Seine Attraktivität bezieht dieses Schutzgebiet in erster Linie aus dem legendären römischen Hadrianswall, der ganz im Süden des Gebietes mäandrierend durch Schafweiden und an Hügelkämmen entlang auf dem "Hadrians wall Pathway" begleitet werden kann.
Mein Nationalpark (März 2025): Zwischenstopp auf meinem Weg nach Schottland, um kurz einen weiteren Nationalpark zu besuchen. Einen mit einer Besonderheit, die nichts mit Naturraum zu tun hat, dafür umso mehr mit Geschichte. Den Süden des Northumberland N.P. durchläuft ein Stück des Hadrianwall`s, der berühmten Schutzwehr des römischen Imperiums gegen die Stämme des Nordens.

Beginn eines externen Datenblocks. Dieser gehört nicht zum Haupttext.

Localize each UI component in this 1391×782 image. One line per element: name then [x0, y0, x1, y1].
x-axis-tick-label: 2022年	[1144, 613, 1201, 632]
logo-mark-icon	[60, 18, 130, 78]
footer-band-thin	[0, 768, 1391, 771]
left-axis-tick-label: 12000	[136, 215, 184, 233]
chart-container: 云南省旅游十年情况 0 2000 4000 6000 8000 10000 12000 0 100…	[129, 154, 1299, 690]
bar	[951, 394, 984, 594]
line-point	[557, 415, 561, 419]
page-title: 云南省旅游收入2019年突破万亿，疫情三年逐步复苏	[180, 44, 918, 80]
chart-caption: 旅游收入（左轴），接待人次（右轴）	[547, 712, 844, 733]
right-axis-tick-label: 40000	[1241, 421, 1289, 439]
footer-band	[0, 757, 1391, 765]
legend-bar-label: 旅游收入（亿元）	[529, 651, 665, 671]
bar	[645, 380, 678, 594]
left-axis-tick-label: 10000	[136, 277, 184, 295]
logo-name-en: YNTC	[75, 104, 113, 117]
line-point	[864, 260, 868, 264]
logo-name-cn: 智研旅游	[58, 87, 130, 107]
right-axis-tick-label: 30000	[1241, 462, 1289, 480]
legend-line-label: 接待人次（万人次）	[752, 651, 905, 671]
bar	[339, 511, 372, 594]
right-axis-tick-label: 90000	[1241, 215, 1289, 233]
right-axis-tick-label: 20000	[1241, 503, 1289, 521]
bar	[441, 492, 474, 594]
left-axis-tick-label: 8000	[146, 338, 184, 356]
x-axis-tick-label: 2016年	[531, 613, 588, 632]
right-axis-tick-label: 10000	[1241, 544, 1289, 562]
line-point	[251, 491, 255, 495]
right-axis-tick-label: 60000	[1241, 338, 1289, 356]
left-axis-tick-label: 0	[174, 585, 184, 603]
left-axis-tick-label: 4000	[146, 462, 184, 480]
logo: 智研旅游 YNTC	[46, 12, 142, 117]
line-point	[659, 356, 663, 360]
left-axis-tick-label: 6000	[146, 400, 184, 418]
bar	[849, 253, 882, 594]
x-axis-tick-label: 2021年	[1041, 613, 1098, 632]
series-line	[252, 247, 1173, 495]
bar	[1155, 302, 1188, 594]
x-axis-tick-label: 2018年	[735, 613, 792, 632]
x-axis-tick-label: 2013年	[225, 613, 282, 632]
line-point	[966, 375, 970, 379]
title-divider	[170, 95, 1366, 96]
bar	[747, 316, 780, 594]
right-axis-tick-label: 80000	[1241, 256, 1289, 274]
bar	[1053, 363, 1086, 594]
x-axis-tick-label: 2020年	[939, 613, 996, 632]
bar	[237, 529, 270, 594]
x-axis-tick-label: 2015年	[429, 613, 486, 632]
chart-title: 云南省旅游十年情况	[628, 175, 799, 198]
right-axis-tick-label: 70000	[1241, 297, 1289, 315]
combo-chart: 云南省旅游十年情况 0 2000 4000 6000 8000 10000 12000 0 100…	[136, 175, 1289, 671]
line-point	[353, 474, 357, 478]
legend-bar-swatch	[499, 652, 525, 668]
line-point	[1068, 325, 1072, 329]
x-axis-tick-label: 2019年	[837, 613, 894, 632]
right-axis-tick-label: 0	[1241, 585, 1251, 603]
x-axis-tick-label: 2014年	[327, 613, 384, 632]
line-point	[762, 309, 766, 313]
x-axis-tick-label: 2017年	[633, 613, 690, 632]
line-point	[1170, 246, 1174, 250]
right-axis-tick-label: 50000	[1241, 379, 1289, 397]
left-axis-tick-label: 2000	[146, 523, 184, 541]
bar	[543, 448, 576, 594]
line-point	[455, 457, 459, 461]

Diese Gelegenheit kann ich mir nicht entgehen lassen. Gegen Mittag entsteige ich dem Lokalzug aus Newcastle im Städtchen Haltwhistle, bringe rasch mein Gepäck im Hotel "Old Manor House" unter und marschiere los. Das Nationalpark-Gelände unterscheidet sich in nichts von der Landschaft unmittelbar davor. Sanftwelliges, grasbewachsenes, eintöniges Hügelgelände, hin und wieder unterbrochen durch einzelne Farmen. Unmittelbar neben dem Stall eines Bauernhofes auf einem sanften Hügel
werde ich fündig. Säulenbruchstücke und Mauerreste ragen aus der Grasnarbe hervor. Daneben lassen sich unter dem buckeligen Grasboden weitere, noch nicht freigelegte Blöcke und Mauern erkennen. Ich befinde mich hier im "Great Chesters Fort" , einem der frühesten Römerlager am Hadrianswall. Im Jahr 122 n.Chr. veranlasste der römische Kaiser Hadrian den Bau einer 117 km langen Mauer an der Nordgrenze des Imperiums zwischen der Irischen See und der Nordsee. Der heutige Grenzverlauf zu Schottland verläuft weitgehend parallel, aber 50 km weiter nördlich. Historiker nehmen an, dass der Wall hauptsächlich der Kontrolle des Waren- und Personenverkehrs aus dem wilden Norden dienen sollte und weniger dem tatsächlichen militärischem Schutz - für diesen Zweck wäre die Mauer kaum geeignet gewesen.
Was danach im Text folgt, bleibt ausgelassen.